1. Сцены из жизни духовенства [содержащие «Печальную судьбу преподобного Амоса Бартона», «Историю любви мистера Гилфила» и «Раскаяние Джанет»]. Джордж Элиот. Второе издание. 2 тома. Эдинбург и Лондон, 1859.

2. Adam Bede. By GEORGE ELIOT. Sixth Edition, 2 vols. 1859.

3. Мельница на Флоссе. Джордж Элиот. 3 тома. 1860.

Мы часто слышим замечание, что в наши дни все стремится к единообразию — что всех учат мыслить одинаково, что дни новизны прошли. Нам, однако, кажется, что эпоха изобилует новыми и ненормальными способами мышления — мы почти готовы сказать, формами бытия. Что могло быть столь новым и маловероятным, как то, что юная и безупречная дочь священника создала столь необычайное произведение, как «Джейн Эйр», — произведение, о котором мы были вынуждены высказать мнение, что неизвестный и таинственный «Каррер Белл» придерживается «языческой доктрины религии»; что невежество, которое книга демонстрирует в отношении приличий женского платья, едва ли совместимо с мыслью о том, что она была написана женщиной; но что, если это все же женщина, то писательница должна быть «той, кто по какой-то веской причине давно лишилась общества своего пола».

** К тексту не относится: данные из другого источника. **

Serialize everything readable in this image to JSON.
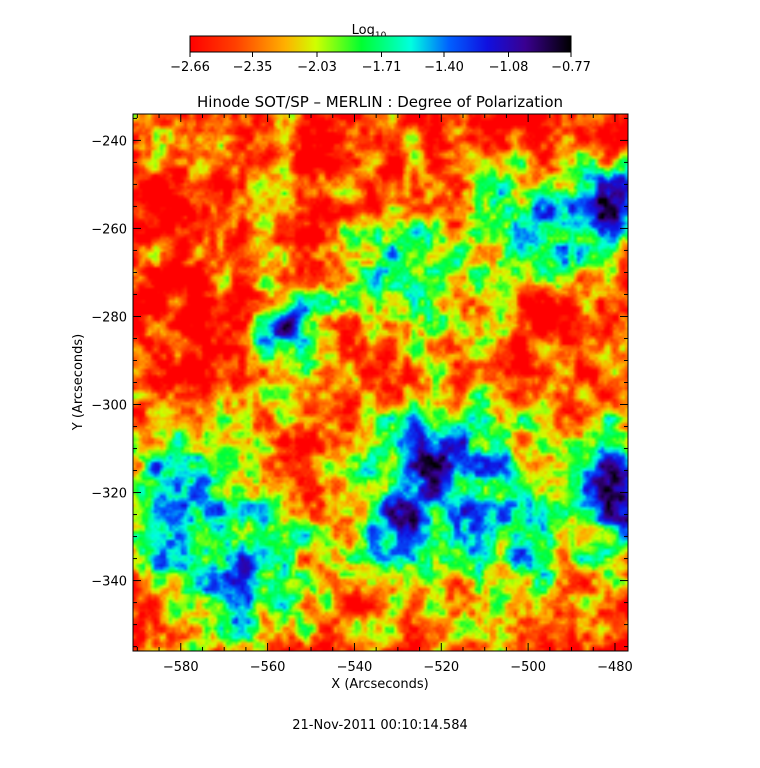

Пытаясь угадать характер и обстоятельства жизни писательницы, рецензент мог выбирать лишь среди тех типов мужчин и женщин, которых он знал, о которых слышал или читал. Ранний европейский поселенец в Австралии, гадая, был ли его сад разорен птицей или четвероногим, не пришел бы легко к мысли об утконосе; и, безусловно, никто, привыкший только к обычным мужчинам и женщинам, не мог бы угадать характер, воспитание и положение Шарлотты Бронте, какими они стали известны нам благодаря беспощадным откровениям ее биографа. Не следовало ожидать, что кто-то мог вообразить жизнь в пасторате Хоуорта; одаренное, своенравное и несчастное сестринство в их безрадостном доме; грубость того единственного общества, которое было им доступно; в то время как их взгляды на все, что выходило за пределы их непосредственного круга, и на некоторые неприятные формы школьной жизни, которые они знали, были почерпнуты из рассказов брата, чьи способности они почитали с трепетом, но который в остальном, по-видимому, был совершенно никчемным распутником; лгущим и клевещущим, хвастающимся не только грехами, которые он совершил, но и многими, которых не совершал; совершенно развращенным сам и отравляющим мысли всех, кто находился в его сфере. Таким образом, в «Джейн Эйр», как и предполагал рецензент, было влияние развращенного мужского ума, хотя это влияние оказывалось через не подозреваемое посредство. Теперь мы знаем, как дочь священника, сама невинная и почетно преданная исполнению многих мучительных обязанностей, могла написать такую книгу, как «Джейн Эйр», но без таких объяснений, которые миссис Гаскелл представила (возможно, несколько слишком нескромно) миру, это было бы немыслимо. Действительно, есть вполне достаточно доказательств того, что рецензент «Квартального обозрения» был отнюдь не одинок в своих мнениях, о которых мы упоминали: ибо книгу неистово превозносили — общество писательницы, когда она стала известна, искали с величайшим рвением — предпринимались настойчивые попытки (к ее великому раздражению) завербовать ее, выставить напоказ, торговать ее славой — теми самыми людьми, которые были бы наиболее готовы приветствовать ее, если бы она была такой, какой ее представлял себе рецензент. И ясно, что джентльмен, который представился ей, основываясь на том, что каждый из них «написал неприличную книгу», должен был сделать примерно те же выводы из тона первого романа мисс Бронте, что и автор в этом «Обозрении».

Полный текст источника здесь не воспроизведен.